AI agents invoke hover_and_wait to trigger actions in MacWright. What it does depends on the arguments the agent supplies, and its effects often reach beyond the immediate call — builds kicked off, notifications sent, workflows started.
This tool executes a sequence of GUI automation actions: mouse movement (Move), state monitoring (wait for tooltip), and screenshot capture (take screenshot). While not destructive or financial, it performs active operations that control the macOS desktop and interact with application state, which falls under Execute rather than Read.
From the tool's definition Tool performs mouse movement to coordinates or AX elements, waits for UI state change (tooltip/popover appearance), and triggers screenshot capture.
Attacks that exploit this kind of access
Move mouse to coordinates (or to an AX element by text label), wait for tooltip/popover to appear, then take a screenshot.

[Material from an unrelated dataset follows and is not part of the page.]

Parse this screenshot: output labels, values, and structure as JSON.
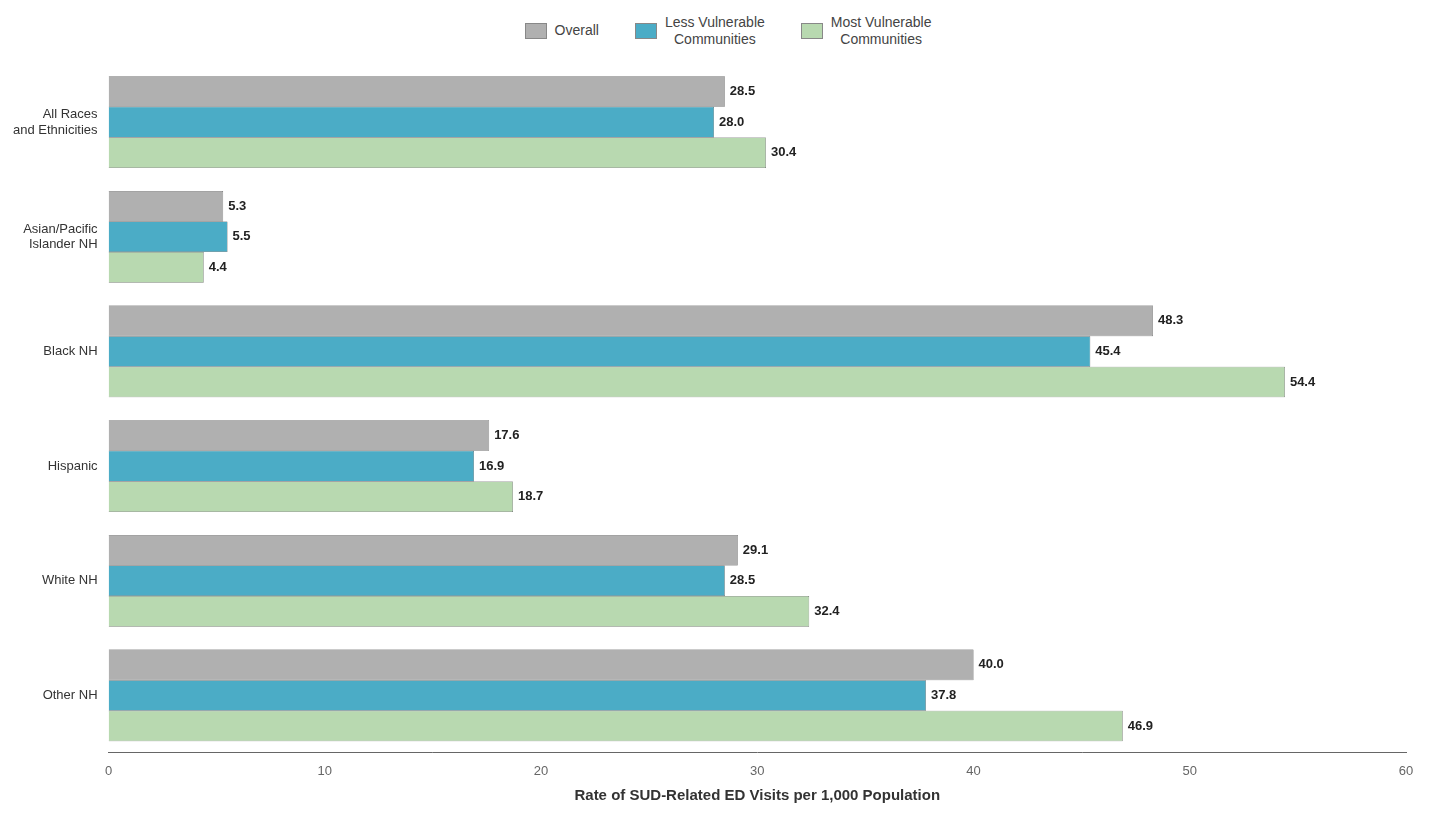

It is categorised as a Execute tool in the MacWright MCP Server, which means it can trigger actions or run processes. Use rate limits and argument validation.
Register the MacWright MCP server in PolicyLayer and add a rule for hover_and_wait: allow, deny, rate-limit, or require approval. Point your MCP client at the PolicyLayer proxy URL and the rule is enforced on every call, before it reaches MacWright. Nothing to install.
hover_and_wait is a Execute tool with high risk. Execute tools should be rate-limited and have argument validation enabled.
Yes. Add a rate_limit block to the hover_and_wait rule in your PolicyLayer policy. For example, setting max: 10 and window: 60 limits the tool to 10 calls per minute. Rate limits are tracked per agent session and reset automatically.
Set action: deny in the PolicyLayer policy for hover_and_wait. The AI agent will receive a policy violation error and cannot call the tool. You can also include a reason field to explain why the tool is blocked.
hover_and_wait is provided by the MacWright MCP server (ruchit-p/macwright). PolicyLayer sits as a proxy in front of this server to enforce policies before tool calls reach the server.
Every MCP server has a record like this.
Type a name, get the same breakdown: verified identity, auth posture, risk grade, capabilities, recommended policy.